People called Ryan, Scott, Rebecca and Amy could reasonably be assumed to be 20-something, while Sophie, Chloe, Cameron and Lewis are most likely to be teenagers.
There will be many exceptions but a look at the most popular names given to babies shows they have changed enormously since the National Records of Scotland started to collate them into annual lists in 1974.
Back in 1974, David was by far the most popular name for newborns, with one in every 20 baby boys called it.
David kept its place at number one until 1992 but after that the decline was swift and now it is less popular than Blake.
Nicola headed the charts for baby girls for much of the 1970s but it was never as big as David was for boys. It has dropped from almost 1,000 in 1974 to just three in 2019, the same as Tallulah.
Karen, the second most popular name in 1974, fared even worse, with just two babies being given the name in 2019. The names Sharon and Susan have disappeared altogether.
The change from John to Jack illustrates the way names have shifted.

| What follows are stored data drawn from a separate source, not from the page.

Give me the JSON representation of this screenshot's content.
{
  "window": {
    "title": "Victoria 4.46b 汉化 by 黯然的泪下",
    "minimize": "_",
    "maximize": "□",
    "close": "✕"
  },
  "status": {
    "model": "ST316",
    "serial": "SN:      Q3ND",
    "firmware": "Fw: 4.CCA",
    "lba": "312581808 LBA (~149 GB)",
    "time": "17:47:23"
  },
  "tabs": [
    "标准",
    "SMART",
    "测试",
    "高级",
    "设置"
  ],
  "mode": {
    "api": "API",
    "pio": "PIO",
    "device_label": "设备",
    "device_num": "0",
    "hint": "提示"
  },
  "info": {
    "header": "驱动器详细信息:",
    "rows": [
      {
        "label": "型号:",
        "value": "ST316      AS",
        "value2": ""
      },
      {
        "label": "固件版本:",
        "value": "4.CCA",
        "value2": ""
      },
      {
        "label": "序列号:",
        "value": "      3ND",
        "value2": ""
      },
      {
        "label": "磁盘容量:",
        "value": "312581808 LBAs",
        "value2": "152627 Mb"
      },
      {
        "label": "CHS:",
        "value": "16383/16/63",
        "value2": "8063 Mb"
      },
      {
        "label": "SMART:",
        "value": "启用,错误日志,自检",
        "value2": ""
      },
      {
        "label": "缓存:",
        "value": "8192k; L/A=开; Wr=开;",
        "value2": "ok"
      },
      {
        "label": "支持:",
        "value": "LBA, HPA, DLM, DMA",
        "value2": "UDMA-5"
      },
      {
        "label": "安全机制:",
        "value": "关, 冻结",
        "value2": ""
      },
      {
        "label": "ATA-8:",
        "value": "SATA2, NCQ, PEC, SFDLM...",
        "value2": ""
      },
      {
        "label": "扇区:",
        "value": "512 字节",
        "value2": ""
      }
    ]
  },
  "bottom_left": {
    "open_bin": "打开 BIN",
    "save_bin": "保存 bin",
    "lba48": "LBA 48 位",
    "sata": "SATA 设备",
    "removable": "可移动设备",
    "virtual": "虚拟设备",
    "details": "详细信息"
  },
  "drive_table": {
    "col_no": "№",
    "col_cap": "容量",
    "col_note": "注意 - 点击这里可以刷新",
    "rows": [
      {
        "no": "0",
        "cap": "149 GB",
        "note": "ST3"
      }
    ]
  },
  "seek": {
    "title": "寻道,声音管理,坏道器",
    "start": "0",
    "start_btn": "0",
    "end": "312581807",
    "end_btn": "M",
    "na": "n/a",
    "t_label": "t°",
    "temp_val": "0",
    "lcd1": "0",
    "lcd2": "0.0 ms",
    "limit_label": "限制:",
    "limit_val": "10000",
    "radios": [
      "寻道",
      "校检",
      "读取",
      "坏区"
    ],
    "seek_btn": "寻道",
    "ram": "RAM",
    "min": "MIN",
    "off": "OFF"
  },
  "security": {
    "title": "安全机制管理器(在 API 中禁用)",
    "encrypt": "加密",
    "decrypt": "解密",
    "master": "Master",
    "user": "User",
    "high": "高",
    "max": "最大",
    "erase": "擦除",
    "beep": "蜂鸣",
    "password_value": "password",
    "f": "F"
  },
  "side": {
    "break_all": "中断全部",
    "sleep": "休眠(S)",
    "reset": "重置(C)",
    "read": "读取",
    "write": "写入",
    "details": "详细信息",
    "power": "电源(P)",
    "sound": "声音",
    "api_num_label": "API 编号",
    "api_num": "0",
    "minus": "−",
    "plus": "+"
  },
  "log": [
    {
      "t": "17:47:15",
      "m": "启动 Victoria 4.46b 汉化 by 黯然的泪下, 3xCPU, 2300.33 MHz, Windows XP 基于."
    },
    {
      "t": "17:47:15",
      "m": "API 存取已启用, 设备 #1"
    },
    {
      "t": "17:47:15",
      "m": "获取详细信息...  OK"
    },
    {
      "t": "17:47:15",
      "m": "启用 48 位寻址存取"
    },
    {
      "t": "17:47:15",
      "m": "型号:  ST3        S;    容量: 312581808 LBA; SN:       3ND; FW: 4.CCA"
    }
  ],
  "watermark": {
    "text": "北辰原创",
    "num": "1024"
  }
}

In 1974, John was the second most popular name in Scotland and there were very few babies called Jack, despite it being a popular nickname.
Over the next two decades John declined and Jack rose, with the tipping point being 1994. Five years later, Jack was the most popular name in Scotland and John has continued its slump ever since.
The past couple of decades have seen the emergence of many names that were almost unknown in the 70s such as Eva, Ellie, Logan and Ollie.